Menurut Octaviani Indrasari Ranakusuma,Psi, BA (Hon), MSi., psikolog dari Universitas YARSI Jakarta, sebagaimana pernah dikutip oleh majalah kesehatan Nirmala, tingkah laku agresif yang ditampilkan anak sedemikian rupa sehingga mengancam keselamatan orang lain dapat menjadi indikasi adanya gangguan psikis pada si anak, yang disebut dengan gangguan tingkah laku (conduct disorder/CD). “Kalau dari penelitian di negara Barat, angka kejadian gangguan tingkah laku ini 3% – 7%, tapi belum ada data untuk angka conduct disorder di Indonesia,” ujar Octa.
Menurut American Academy of Child And Adolescent Psychiatry (AACAP), anak-anak maupun orang dewasa yang menderita conduct disorder (CD) biasanya mengalami kesulitan dalam hal mengikuti aturan, serta kesulitan berperilaku yang dapat diterima oleh masyarakat.

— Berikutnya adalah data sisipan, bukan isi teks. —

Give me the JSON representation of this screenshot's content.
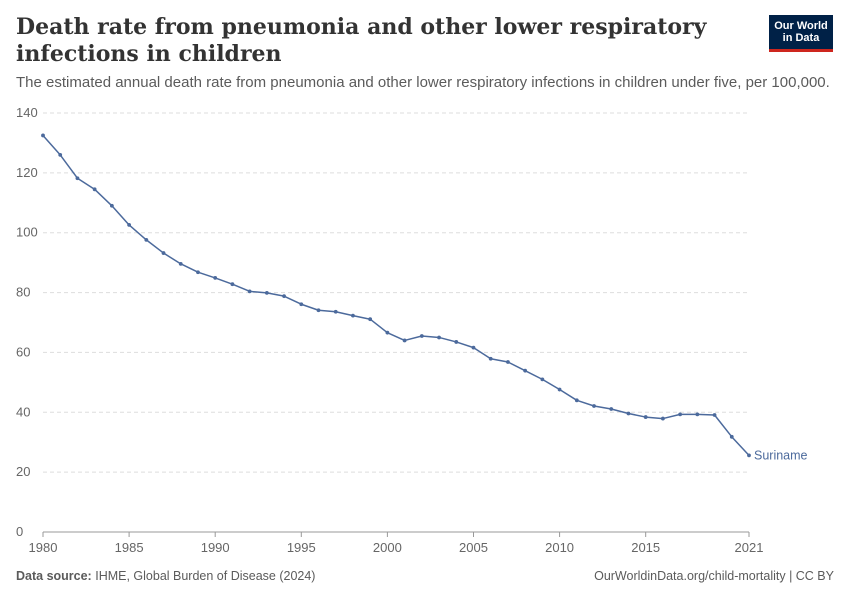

Akibatnya, anak-anak yang menderita gangguan tingkah laku ini seringkali dianggap anak nakal atau jahat – dan bukan anak yang mengalami gangguan psikis – oleh anak-anak lain, bahkan juga oleh orang dewasa di sekitarnya.
Apa penyebabnya?
Octa dengan tegas mengatakan, ketika seorang anak melakukan kekerasan, kita tidak bisa menyalahkan si anak. “Gangguan tingkah laku ini merupakan hasil antara faktor genetika, lingkungan, dan keluarga,” katanya.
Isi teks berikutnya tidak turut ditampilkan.